Lesung Eric Keil liest heute aus seinem Roman „Raum in einem Raum“ in der Buchhandlung Disko in Pankow

Autor und HipHop-Musiker Eric Keil Foto: Korbinian Verlag/William Minke

Sex und Spiele mag der Mensch; so manche/r schätzt auch deren Kombination. Und wenn die Spielregeln dabei nicht so richtig klar sind, so kann das sogar einen Lustgewinn bedeuten.

Das merkt auch Bernard, die männliche Hauptfigur in Eric Keils Novelle „Raum in einem Raum“. Für ihn ist es ein wahrer Segen, dass ihn Aggy, eine von oben bis unten mit krakeligen Tattoos verzierte, hagere Frau, zu einem Spiel sexueller Art bittet. Denn Bernard steckt in einer existenziellen Krise, alles erscheint ihm bedeutungslos: die Arbeiten in der Kanzlei, das „berufsmäßige Rumhängen“ am Abend, die Beziehung zu seiner allzu perfekten Partnerin Sylvia.
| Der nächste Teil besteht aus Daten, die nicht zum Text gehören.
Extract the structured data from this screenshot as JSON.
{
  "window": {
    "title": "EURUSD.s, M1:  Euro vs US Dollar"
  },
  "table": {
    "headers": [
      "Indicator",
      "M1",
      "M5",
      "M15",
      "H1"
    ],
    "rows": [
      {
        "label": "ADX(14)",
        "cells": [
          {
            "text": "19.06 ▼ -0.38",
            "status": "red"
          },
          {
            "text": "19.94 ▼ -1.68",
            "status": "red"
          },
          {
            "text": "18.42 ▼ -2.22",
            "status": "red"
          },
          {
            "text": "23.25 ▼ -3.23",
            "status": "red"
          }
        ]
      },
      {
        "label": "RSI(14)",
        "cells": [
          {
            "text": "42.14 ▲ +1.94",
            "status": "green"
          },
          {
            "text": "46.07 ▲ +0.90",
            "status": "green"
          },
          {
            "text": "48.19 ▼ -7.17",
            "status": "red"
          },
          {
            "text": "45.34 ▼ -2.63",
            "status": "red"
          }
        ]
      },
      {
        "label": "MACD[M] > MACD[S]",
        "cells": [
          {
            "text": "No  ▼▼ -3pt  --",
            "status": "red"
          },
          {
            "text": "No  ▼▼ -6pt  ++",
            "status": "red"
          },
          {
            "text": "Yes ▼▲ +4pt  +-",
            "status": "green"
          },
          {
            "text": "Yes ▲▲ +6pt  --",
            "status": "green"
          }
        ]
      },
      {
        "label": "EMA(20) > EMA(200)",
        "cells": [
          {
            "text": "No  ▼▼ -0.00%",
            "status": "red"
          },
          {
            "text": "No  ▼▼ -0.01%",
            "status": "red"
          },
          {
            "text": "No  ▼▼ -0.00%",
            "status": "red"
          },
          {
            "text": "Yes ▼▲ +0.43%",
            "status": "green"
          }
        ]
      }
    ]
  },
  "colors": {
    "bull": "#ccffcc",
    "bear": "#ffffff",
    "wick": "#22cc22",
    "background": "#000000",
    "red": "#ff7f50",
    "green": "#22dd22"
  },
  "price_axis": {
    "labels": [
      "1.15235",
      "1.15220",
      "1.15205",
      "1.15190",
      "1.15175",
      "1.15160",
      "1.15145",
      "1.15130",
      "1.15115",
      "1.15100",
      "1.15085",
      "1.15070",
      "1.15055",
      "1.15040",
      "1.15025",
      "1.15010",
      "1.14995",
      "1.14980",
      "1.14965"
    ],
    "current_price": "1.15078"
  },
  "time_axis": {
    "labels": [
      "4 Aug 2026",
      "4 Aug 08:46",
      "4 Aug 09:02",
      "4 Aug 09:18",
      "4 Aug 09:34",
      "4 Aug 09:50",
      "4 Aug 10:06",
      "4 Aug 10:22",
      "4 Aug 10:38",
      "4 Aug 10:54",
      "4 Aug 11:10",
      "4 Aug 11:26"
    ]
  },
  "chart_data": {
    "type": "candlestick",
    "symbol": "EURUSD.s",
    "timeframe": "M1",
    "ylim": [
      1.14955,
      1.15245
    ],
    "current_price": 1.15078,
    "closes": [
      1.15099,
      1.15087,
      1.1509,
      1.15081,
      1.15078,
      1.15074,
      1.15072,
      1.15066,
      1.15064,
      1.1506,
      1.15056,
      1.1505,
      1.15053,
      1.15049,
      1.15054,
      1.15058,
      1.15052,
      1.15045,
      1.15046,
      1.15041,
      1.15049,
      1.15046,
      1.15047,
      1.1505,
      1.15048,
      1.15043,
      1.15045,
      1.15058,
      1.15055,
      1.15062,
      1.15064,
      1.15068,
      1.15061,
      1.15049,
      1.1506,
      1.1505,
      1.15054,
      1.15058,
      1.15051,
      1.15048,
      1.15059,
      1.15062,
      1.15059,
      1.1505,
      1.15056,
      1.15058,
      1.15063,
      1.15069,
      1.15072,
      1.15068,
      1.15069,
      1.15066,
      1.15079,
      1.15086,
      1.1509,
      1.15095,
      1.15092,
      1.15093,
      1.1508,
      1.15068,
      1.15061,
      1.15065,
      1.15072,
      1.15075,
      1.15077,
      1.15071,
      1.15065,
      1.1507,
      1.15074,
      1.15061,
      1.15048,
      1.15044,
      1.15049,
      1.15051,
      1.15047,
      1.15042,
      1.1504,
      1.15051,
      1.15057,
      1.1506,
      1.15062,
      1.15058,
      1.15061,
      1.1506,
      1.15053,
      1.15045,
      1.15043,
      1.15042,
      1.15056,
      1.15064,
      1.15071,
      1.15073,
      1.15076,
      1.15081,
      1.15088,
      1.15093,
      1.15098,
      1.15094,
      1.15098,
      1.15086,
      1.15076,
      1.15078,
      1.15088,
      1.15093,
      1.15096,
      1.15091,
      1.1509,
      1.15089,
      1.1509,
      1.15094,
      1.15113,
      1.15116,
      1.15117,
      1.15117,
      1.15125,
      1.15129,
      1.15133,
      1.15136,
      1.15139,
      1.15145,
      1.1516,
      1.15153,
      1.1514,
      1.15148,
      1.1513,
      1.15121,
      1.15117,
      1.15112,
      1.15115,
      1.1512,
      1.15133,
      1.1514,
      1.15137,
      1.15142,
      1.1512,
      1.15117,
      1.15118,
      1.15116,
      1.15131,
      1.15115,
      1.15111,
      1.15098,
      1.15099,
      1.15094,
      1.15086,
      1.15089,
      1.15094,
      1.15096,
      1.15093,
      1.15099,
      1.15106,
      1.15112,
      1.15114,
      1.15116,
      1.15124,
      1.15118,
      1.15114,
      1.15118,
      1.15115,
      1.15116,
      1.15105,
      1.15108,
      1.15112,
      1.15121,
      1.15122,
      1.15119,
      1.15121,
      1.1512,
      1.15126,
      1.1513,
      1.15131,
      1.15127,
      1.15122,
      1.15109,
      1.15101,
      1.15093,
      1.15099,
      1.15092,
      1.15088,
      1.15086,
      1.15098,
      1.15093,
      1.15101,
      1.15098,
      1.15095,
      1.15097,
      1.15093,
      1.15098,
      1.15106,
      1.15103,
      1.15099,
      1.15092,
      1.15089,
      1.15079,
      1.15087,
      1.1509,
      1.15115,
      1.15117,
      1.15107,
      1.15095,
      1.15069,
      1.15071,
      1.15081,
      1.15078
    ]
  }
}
Gerade zum rechten Zeitpunkt schlägt also Aggy, die wiederum eigentlich mit Gary liiert ist, eine Art Partnertausch mit ungewissem Ausgang vor: „Es gibt da so eine Sache, die wir manchmal machen, wenn wir Paare kennenlernen, die uns gefallen. Eine Art Spiel.“ Die Regeln bestimme ein geheimer Code, sagt sie. Das oberste Gebot: Es dürfe nicht darüber gesprochen werden.

Dies ist die Ausgangssituation, die der Berliner Autor Eric Keil in seinem Kurzroman konstruiert. Daraus entwickelt sich eine Handlung, wo auf einer Ebene sexuelle Extreme ausgetestet und/oder fantasiert werden und auf der anderen ein Kunstwerk namens „Raum in einem Raum, Tür hinter einer Tür“ pars pro toto für die Sinnsuche des Protagonisten steht. Den 60-Seiten-Reader, der im Juni im Korbinian Verlag erschienen ist, kann man zwar schnell zwischendurch runterlesen – die Figuren und die Themen aber hängen einem länger nach.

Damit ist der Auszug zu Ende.